Because I am f*cking terrified to be alone.
Being alone is really scary when you haven’t truly learned how to sit with yourself through the discomfort, pain, and uncertainty that life inevitably puts in front of you.
Being alone is really scary when you have to learn how to befriend, love, and re-parent yourself since your traumatic childhood conditioned you in how to do the opposite.
Being alone is terrifying when you constantly place your authority outside of yourself and on your partner and others in your life.
If you relate to my experience, then I want you to know that you are not alone. There is nothing wrong with you and you are not broken.
You are human.
We are conditioned to be connected to others, both physically and emotionally. It makes sense that being alone is f*cking scary for us. Humans didn’t historically live in isolation, and if they did, it brought a big challenge to their survival.
So, I am not saying that we need to be alone in order to have a healthy relationship. I think it’s a myth that we have to be fully healed or 100 percent be on top of our self-love game to be able to love another in a healthy way.
It’s not that I want to replace a potential partner in my life and only rely on myself to the point of ultra-independence.

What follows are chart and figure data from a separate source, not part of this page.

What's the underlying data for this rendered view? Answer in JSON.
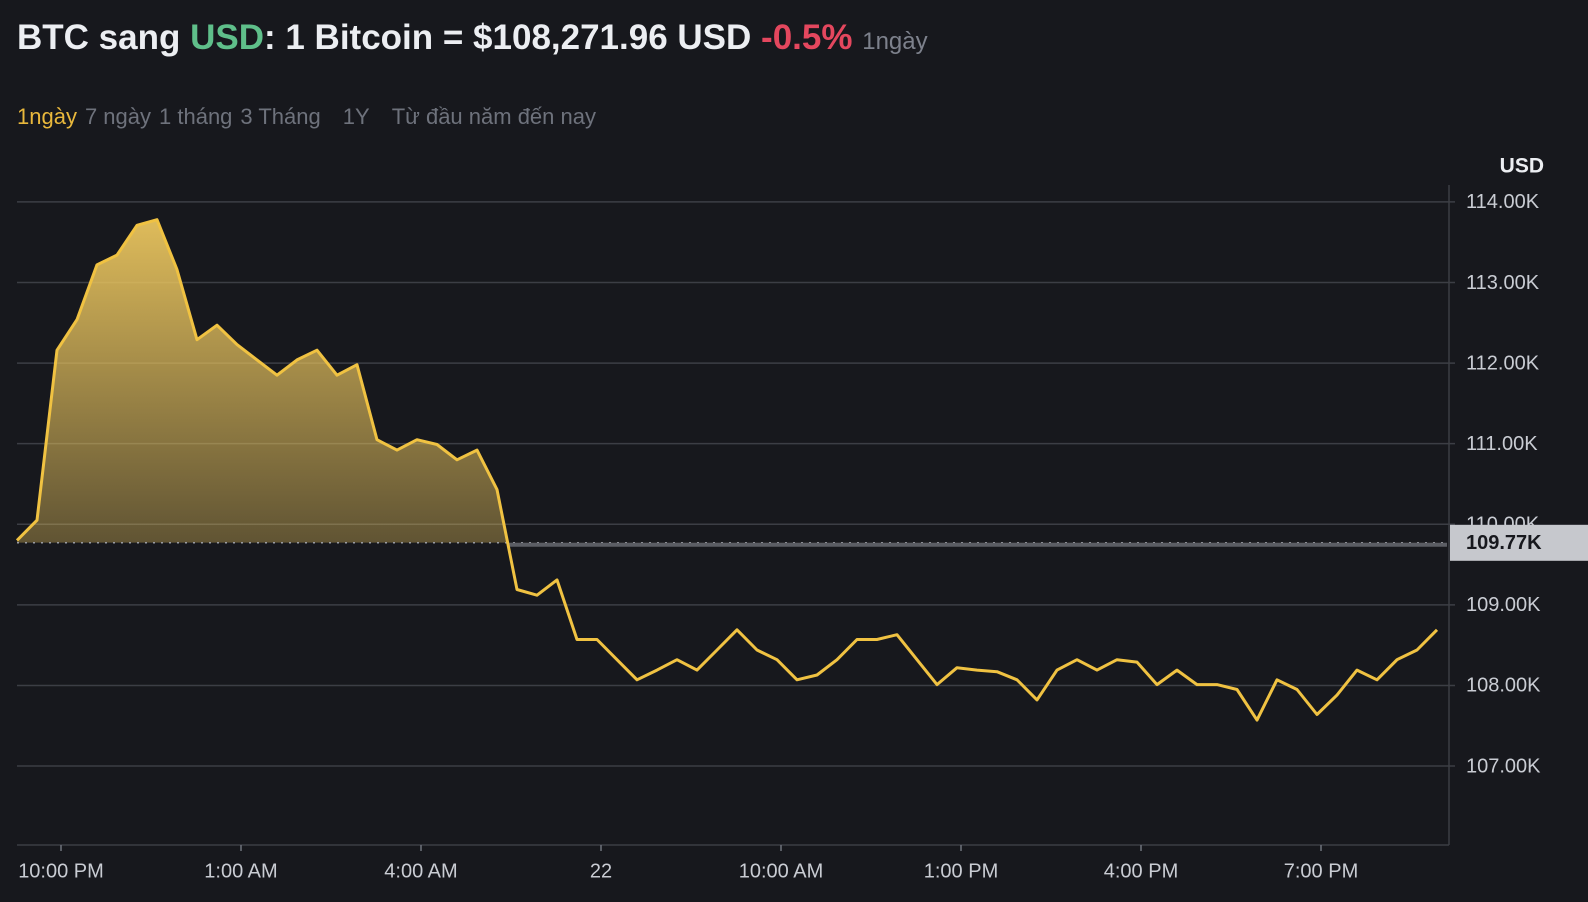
{
  "header": {
    "pair_prefix": "BTC sang ",
    "quote": "USD",
    "rate": ": 1 Bitcoin = $108,271.96 USD",
    "change": "-0.5%",
    "period": "1ngày"
  },
  "tabs": [
    "1ngày",
    "7 ngày",
    "1 tháng",
    "3 Tháng",
    "1Y",
    "Từ đầu năm đến nay"
  ],
  "chart_data": {
    "type": "line",
    "y_axis_label": "USD",
    "values": [
      109800,
      110050,
      112160,
      112540,
      113220,
      113340,
      113710,
      113780,
      113160,
      112290,
      112470,
      112230,
      112040,
      111850,
      112040,
      112160,
      111850,
      111980,
      111050,
      110920,
      111050,
      110990,
      110800,
      110920,
      110430,
      109190,
      109120,
      109310,
      108570,
      108570,
      108320,
      108070,
      108190,
      108320,
      108190,
      108440,
      108690,
      108440,
      108320,
      108070,
      108130,
      108320,
      108570,
      108570,
      108630,
      108320,
      108010,
      108220,
      108190,
      108170,
      108070,
      107820,
      108190,
      108320,
      108190,
      108320,
      108290,
      108010,
      108190,
      108010,
      108010,
      107950,
      107570,
      108070,
      107950,
      107640,
      107880,
      108190,
      108070,
      108320,
      108440,
      108690
    ],
    "color": "#f0c242",
    "ylim": [
      106020,
      114210
    ],
    "yticks": [
      {
        "value": 107000,
        "label": "107.00K"
      },
      {
        "value": 108000,
        "label": "108.00K"
      },
      {
        "value": 109000,
        "label": "109.00K"
      },
      {
        "value": 110000,
        "label": "110.00K"
      },
      {
        "value": 111000,
        "label": "111.00K"
      },
      {
        "value": 112000,
        "label": "112.00K"
      },
      {
        "value": 113000,
        "label": "113.00K"
      },
      {
        "value": 114000,
        "label": "114.00K"
      }
    ],
    "xlim": [
      0,
      71.5
    ],
    "xticks": [
      {
        "value": 2.2,
        "label": "10:00 PM"
      },
      {
        "value": 11.2,
        "label": "1:00 AM"
      },
      {
        "value": 20.2,
        "label": "4:00 AM"
      },
      {
        "value": 29.2,
        "label": "22"
      },
      {
        "value": 38.2,
        "label": "10:00 AM"
      },
      {
        "value": 47.2,
        "label": "1:00 PM"
      },
      {
        "value": 56.2,
        "label": "4:00 PM"
      },
      {
        "value": 65.2,
        "label": "7:00 PM"
      }
    ],
    "baseline": {
      "value": 109770,
      "label": "109.77K"
    },
    "grid": true
  }
}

It’s that this waiting room wants to be transformed into a safe, nurturing, and cozy home within myself.
It was never meant to be a waiting room. It was meant to be my inner sanctuary. My inner home.
I want to build such a strong foundation for this inner home so that it will always remain in place even if the top structures collapse and need to be re-built.

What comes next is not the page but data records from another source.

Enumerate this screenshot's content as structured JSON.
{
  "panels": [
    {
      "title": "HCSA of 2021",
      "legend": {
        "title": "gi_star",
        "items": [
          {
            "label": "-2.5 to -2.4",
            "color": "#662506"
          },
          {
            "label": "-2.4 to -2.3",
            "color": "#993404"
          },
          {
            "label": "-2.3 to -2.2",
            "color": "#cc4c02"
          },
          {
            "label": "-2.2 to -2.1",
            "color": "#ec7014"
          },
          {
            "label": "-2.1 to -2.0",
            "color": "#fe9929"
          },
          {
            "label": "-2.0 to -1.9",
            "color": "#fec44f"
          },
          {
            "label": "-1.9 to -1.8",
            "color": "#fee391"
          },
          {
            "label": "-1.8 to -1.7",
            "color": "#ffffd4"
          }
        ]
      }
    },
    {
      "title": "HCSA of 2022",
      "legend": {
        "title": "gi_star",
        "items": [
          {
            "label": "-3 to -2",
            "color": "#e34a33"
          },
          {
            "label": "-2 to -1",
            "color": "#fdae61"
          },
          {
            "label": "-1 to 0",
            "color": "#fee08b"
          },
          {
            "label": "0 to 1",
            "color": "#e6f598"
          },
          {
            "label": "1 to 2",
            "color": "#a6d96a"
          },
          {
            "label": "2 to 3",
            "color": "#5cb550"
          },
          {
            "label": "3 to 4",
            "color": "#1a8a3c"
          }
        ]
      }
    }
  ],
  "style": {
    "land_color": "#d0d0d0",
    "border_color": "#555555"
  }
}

Instead of jumping quickly into my next relationship so I can start to build a home in another person like I have done in the past, I want to consciously share the living room of my existing home with the living room of another’s home.
I want us to be able to sit in our newly created living room, in cozy chairs by a fireplace while drinking tea and laughing over inside jokes. And when we both need to come back to ourselves, we have the rest of our inner homes to retreat into and get cozy in.
For many years, I have been searching for a single life partner (as a monogamous person). I enter into each new relationship praying that they will last longer than 18 months and for a long time, or at best, a lifetime.
But, it turns out, I have already met the most important life partner and greatest love of my life.
We don’t need a ceremony, dress, or ring to know that we will be together forever.
We will be together for many 18-months cycles. No relationship I ever enter into in the future will outlast this one.
I don’t need to physically see her to stay connected or to know that she is still around.
But if I do need to see her, all I have to do is look in the mirror.